MySQL 8.0 has JSON_TABLE. These is also available in Oracle, DB2. (PostgreSQL has a patch under development but it seems it is not in the 12th or 13th release)
SQL Standard defines a lot of features for JSON_TABLE. This task will implement a practically-important subset (roughly the same what MySQL-8 supports)
The syntax to be implemented is:
Here, JSON_TABLE(...) is a table function and is allowed wherever a table reference is allowed, except for the context which imply that the referred table is to be modified.
The above is a subset of the syntax allowed by the SQL Standard, with exception of name type EXISTS PATH path_str which is a non-standard extension in (Oracle database and Oracle MySQL?)
JSON_TABLE is the first table function - a table whose contents depends on its arguments.
The arguments may be non-constant (e.g. columns of other tables), which causes the JSON_TABLE table to have LATERAL-like dependencies on its arguments.

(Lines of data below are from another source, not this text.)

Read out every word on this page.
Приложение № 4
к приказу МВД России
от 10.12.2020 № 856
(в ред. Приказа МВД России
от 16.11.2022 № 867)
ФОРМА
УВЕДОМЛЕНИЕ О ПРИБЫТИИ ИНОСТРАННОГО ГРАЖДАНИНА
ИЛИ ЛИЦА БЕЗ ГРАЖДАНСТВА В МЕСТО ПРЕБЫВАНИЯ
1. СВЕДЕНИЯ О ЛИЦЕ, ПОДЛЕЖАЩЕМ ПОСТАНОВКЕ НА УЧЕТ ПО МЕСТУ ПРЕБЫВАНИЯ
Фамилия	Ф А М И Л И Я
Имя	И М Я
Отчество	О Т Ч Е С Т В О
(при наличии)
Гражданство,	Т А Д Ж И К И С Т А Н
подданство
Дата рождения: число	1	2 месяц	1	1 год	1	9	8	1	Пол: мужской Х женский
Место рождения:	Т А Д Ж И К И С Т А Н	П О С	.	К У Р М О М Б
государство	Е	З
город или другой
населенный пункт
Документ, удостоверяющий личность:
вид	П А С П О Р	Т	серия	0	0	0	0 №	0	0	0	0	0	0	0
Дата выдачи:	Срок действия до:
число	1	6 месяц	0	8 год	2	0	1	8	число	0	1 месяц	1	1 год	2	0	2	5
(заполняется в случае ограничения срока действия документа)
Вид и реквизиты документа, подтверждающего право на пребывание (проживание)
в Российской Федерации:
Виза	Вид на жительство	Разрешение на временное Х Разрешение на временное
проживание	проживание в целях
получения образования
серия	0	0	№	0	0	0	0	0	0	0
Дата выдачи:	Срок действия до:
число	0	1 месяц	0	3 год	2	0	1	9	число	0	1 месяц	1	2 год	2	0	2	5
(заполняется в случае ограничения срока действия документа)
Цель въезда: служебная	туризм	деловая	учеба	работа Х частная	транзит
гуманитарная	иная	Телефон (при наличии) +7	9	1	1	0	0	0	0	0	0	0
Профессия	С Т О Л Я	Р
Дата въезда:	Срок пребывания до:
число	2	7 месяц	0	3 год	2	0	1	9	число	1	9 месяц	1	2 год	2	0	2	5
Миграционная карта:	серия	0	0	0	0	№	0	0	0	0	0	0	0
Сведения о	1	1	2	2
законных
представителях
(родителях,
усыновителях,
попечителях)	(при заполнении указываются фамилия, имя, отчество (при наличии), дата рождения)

A temporary table [definition] will be created with appropriate set of columns with appropriate attributes. This will allow for references to the columns of JSON_TABLE(...) to be resolved using the regular name resolution process.
TODO: At which point should this temporary table be created? It is apparent that this should happen before any Item::fix_fields() calls for the ON/WHERE/etc clauses. It should also happen before Item::fix_fields() calls made for the first parameter of any JSON_TABLE(...).
The name resolution context should be ... "the same as for the ON expression" ?
In order to produce rows, a Storage Engine will be implemented, ha_json_table. That is, the temporary table will use the ha_json_table engine.
(This could be generalized to a generic ha_table_function Storage Engine for table function, but it was decided not to do that until we have other examples of table functions).
The engine will only support full table scans (rnd_init/rnd_next). rnd_init() call will implicitly evaluate the JSON_TABLE's parameters and set the storage engine to produce the rows that come from the parameters.
The optimizer will need to be aware that the table representing the output of JSON_TABLE(...) does not have any contents during the optimization phase. We will still need to provide some numbers for expected #rows and read_time. JSON documents are typically small, so a hard-coded constant describing a reasonably-sized JSON document would be sufficient.
Second, the join optimizer will need to be aware that
JSON_TABLE(tbl1.column_x, ... ) can only be accessed when the current row for table tbl1 is available.
This will be done as follows:
Table dependencies will be set such that JSON_TABLE(...) depends on tbl1.
Join buffering will be disabled for table JSON_TABLE(...).
The standard says:
An ordinality column provides a sequential numbering of rows. Row numbering is 1-based.
The numbering seems to be "global", that is, it doesn't restart across table re-reads.
The code has a "primary" JSON parser which scans through the JSON document and locates nodes that represent the rows to be produced by JSON_TABLE.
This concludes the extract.